If your child has symptoms after receiving a blood product, call your nurse or doctor right away.
Sometimes there are other choices. Your healthcare team can talk to you about which ones may be used, based on your child's condition. These can include:
- Drugs which can stimulate the bone marrow to make more red blood cells (erythropoietin), white blood cells (granulocyte-colony stimulating factor) and platelets (interleukin-11). Newer agents are being developed.
- Bleeding problems can be treated by giving specific clotting factors (such as coagulation factor VIII or IX concentrates), or by giving drugs which decrease the risk of bleeding in the mouth and throat (Amicar) or increase the level of certain coagulation factors (DDAVP).

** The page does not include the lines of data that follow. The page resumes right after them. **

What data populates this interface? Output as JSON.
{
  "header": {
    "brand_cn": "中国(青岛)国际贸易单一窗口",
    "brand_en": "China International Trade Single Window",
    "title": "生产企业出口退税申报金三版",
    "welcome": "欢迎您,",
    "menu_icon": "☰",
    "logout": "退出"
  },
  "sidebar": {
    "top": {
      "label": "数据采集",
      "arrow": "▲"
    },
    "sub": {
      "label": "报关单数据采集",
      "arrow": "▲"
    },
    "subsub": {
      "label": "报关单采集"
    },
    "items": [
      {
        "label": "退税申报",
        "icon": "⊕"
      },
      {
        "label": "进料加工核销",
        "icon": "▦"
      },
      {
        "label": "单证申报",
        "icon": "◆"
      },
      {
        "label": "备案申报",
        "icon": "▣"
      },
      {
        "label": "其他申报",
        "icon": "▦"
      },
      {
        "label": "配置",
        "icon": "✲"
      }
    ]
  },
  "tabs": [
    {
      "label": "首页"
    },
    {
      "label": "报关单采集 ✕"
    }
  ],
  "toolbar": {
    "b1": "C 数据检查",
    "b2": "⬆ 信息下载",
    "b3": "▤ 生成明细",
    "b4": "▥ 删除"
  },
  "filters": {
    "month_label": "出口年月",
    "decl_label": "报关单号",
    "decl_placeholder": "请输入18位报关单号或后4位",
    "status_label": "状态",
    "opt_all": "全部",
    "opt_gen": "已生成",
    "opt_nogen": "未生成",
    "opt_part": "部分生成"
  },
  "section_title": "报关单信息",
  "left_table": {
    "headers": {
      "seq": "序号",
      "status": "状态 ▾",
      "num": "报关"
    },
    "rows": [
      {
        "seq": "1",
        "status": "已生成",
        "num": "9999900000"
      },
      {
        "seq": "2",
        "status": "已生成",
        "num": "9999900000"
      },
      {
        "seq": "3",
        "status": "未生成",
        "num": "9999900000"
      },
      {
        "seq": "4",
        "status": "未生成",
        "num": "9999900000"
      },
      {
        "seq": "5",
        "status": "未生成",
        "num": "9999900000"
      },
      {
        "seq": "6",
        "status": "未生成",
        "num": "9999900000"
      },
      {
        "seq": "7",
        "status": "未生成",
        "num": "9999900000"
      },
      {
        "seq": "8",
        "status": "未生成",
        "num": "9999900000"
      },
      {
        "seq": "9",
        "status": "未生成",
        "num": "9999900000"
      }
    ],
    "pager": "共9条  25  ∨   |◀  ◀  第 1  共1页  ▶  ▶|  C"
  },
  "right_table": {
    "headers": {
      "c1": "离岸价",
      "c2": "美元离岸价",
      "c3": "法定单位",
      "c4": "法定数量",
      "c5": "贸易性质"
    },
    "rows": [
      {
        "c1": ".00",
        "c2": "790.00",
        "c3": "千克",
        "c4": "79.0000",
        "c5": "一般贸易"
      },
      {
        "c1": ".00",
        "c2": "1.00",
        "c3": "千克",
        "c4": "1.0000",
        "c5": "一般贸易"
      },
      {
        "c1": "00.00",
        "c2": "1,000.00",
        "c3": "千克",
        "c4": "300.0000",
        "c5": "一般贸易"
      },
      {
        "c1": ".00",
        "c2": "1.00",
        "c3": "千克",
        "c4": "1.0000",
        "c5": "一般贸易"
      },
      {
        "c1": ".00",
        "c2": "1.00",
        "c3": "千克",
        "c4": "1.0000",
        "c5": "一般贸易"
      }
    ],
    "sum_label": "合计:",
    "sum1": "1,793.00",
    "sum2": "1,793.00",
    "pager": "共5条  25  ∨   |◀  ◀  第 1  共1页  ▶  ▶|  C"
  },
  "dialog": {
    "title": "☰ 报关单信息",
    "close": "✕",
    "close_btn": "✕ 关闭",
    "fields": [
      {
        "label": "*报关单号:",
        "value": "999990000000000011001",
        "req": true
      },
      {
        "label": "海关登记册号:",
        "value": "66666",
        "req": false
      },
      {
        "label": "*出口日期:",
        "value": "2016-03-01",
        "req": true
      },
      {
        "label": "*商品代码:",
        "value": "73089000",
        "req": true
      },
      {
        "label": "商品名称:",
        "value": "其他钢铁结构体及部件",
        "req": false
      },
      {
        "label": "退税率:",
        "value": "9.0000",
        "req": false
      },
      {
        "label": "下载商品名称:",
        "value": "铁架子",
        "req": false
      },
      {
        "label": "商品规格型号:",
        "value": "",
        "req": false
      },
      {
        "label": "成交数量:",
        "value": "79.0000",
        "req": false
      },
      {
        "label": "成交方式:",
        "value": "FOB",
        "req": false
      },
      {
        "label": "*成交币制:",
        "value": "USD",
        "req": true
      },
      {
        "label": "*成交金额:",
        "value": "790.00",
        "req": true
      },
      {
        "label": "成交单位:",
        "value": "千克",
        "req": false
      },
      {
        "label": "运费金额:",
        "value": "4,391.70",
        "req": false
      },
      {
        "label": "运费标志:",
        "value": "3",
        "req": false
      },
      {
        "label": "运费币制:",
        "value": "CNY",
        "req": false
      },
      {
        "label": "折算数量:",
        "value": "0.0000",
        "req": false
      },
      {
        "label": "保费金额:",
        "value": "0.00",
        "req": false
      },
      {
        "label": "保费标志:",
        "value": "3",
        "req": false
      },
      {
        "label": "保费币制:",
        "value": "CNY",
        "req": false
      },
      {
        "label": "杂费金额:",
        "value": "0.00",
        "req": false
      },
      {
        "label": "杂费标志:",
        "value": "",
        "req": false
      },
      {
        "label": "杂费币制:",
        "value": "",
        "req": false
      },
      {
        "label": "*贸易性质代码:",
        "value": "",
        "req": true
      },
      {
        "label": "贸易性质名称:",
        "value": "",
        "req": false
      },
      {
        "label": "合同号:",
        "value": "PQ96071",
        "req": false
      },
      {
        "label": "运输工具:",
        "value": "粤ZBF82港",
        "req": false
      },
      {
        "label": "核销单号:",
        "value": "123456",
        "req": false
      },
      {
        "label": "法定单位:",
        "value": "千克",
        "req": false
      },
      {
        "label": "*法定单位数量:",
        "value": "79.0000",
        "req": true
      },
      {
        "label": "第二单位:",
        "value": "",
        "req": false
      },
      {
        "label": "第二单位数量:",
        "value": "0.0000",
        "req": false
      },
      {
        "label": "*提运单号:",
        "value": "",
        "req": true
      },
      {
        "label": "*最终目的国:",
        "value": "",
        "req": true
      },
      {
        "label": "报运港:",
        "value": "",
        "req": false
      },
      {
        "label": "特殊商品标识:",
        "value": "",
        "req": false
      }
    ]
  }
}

If the bleeding is caused by too much heparin in the body, this can be reversed by protamine sulfate.
- Some patients who have surgery can have their own blood stored before the surgery. After the surgery, they get their own blood back (an autologous unit). Other patients may have their blood which is lost during surgery given back to them (intraoperative salvage procedure).
- You may also ask a specific donor to give blood for the transfusion, if the donor is compatible and the blood is free of infectious agents. Experience has shown that these directed donor units are not any safer than blood from a normal volunteer blood donor. Some patients can tolerate a low hemoglobin level for a few days after surgery and build back their own blood supply by taking extra iron.
- Note that directed donor blood is rarely used in the newborn intensive care setting because of the time needed to screen and process this blood.
Some patients, for religious reasons, try to avoid blood product transfusions. The above alternatives are available to them. In the future, a blood substitute may become an option for such patients.